A fiscalização integrada no combate ao desmatamento ilegal tem sido um dos principais temas do 15º Fórum de Governadores da Amazônia Legal, que está reunindo  os secretários de Meio Ambiente dos nove estados desde esta última quinta(10) e nesta sexta-feira (11), no Centro de Eventos do Pantanal, em Cuiabá.

Para o secretário de Meio Ambiente de Mato Grosso e vice-governador, Carlos Fávaro, esta é mais uma oportunidade de integração que possibilitará fazer frente não só aos desafios e problemas, que são muitos, como também planejar as ações de desenvolvimento sustentável para a região voltadas à implementação do novo Código Florestal (Lei nº 12.651/2012).

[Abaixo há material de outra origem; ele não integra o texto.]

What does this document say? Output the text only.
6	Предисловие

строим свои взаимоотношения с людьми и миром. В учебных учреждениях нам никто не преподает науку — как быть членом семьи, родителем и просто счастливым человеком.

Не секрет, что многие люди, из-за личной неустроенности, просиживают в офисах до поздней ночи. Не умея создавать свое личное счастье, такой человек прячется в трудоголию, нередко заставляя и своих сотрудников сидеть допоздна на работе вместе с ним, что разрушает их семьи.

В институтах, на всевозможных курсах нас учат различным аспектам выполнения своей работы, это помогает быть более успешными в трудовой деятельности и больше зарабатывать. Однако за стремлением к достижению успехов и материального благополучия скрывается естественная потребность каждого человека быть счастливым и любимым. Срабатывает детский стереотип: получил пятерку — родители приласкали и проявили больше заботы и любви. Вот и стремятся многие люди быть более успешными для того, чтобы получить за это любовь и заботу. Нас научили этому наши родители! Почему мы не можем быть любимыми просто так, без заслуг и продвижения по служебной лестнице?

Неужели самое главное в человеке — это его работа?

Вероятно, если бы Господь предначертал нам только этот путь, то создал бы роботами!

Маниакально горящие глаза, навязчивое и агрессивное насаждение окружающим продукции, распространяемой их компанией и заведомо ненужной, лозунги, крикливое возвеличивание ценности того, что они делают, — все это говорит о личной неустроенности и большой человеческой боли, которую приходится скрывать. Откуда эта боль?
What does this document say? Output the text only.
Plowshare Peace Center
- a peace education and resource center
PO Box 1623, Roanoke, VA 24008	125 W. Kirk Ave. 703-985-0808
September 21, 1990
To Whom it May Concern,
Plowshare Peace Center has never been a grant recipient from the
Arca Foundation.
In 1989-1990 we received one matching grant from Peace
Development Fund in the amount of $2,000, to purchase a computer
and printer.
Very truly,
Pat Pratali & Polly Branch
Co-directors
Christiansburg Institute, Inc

“Como o meio ambiente é o maior ativo da Amazônia, é importante que as políticas públicas sejam tratadas de forma transversais e integradas, pois ganhamos mais força e visibilidade junto ao governo federal e também no ambiente internacional. Além disso, alguns problemas, como o desmatamento, só poderão ser efetivamente eliminados com a atuação integrada e inteligente”, avalia Fávaro.

Entre os demais temas referentes ao meio ambiente que vão compor a Carta de Cuiabá, que será assinada nesta sexta-feira pelos governadores dos estados da Amazônia, e entregue ao presidente da República Michel Temer, estão ainda: soluções para o processo de regularização ambiental por meio da ferramenta de Cadastro Ambiental Rural (CAR), a política de recursos hídricos.

O Fórum surgiu do envolvimento dos membros da Força-tarefa dos Governadores para o Clima e Floresta (GCF) sobre pautas ambientais estratégicas, é composto pelo Acre, Amapá, Amazonas, Pará, Rondônia, Roraima, Tocantins, Mato Grosso e Maranhão. A primeira reunião que ocorreu em Cuiabá, no ano de 2015, priorizou a política pela Valorização da Floresta e Redução de Emissões do Desmatamento (REDD+) com vistas à captação de recursos.

Protagonismo mato-grossense

Com uma redução em 16% no desmatamento da Amazônia entre agosto de 2015 e julho de 2016, o Estado de Mato Grosso busca intensificar as ações que visam zerar o desmatamento ilegal. Conforme dados consolidados, isso significou um recuo no desmatamento da floresta para 1.216,66 km², ante os 1.453,67 km² registrados no mesmo período de 2015.

Nos últimos 10 anos, Mato Grosso reduziu cerca de 80% do desmatamento na Amazônia. A média de desmatamento, que era de 5.714 km², entre 2001 e 2010, caiu para 1.216,66 km² em 2016, com variações que compreendem: 1.120 km² (2011), 757 km² (2012), 1.139 km² (2013), 1.075 km² (2014) e 1.601 km² (2015).

Desde 2006, a redução do desmatamento no estado já evitou que mais de dois bilhões de toneladas de CO2 fossem lançados na atmosfera, volume maior que a redução de qualquer estado da Amazônia para o período, segundo o Instituto de Pesquisa Ambiental da Amazônia (Ipam) e, inclusive, maior que a maioria dos países que compõem o Anexo I, do Protocolo de Kyoto (1997).

Mas atingir esses resultados exige alto investimento do estado, e atualmente, esses custos estão sendo pagos quase que unicamente com orçamento público dos governos estaduais e do governo federal, além de esforços individuais de produtores rurais, comunidades tradicionais e povos indígenas. “Por isso, as parcerias com instituições internacionais são fundamentais”, acrescenta o secretário Carlos Fávaro.

Um estudo realizado pelos estados estima que para efetivar as políticas de desenvolvimento sustentável para a região amazônica o potencial de recursos estimados é na ordem R$ 135 bilhões até 2020, deve vir de um esforço conjunto entre Estados e União, para maximizar as chances de sucesso.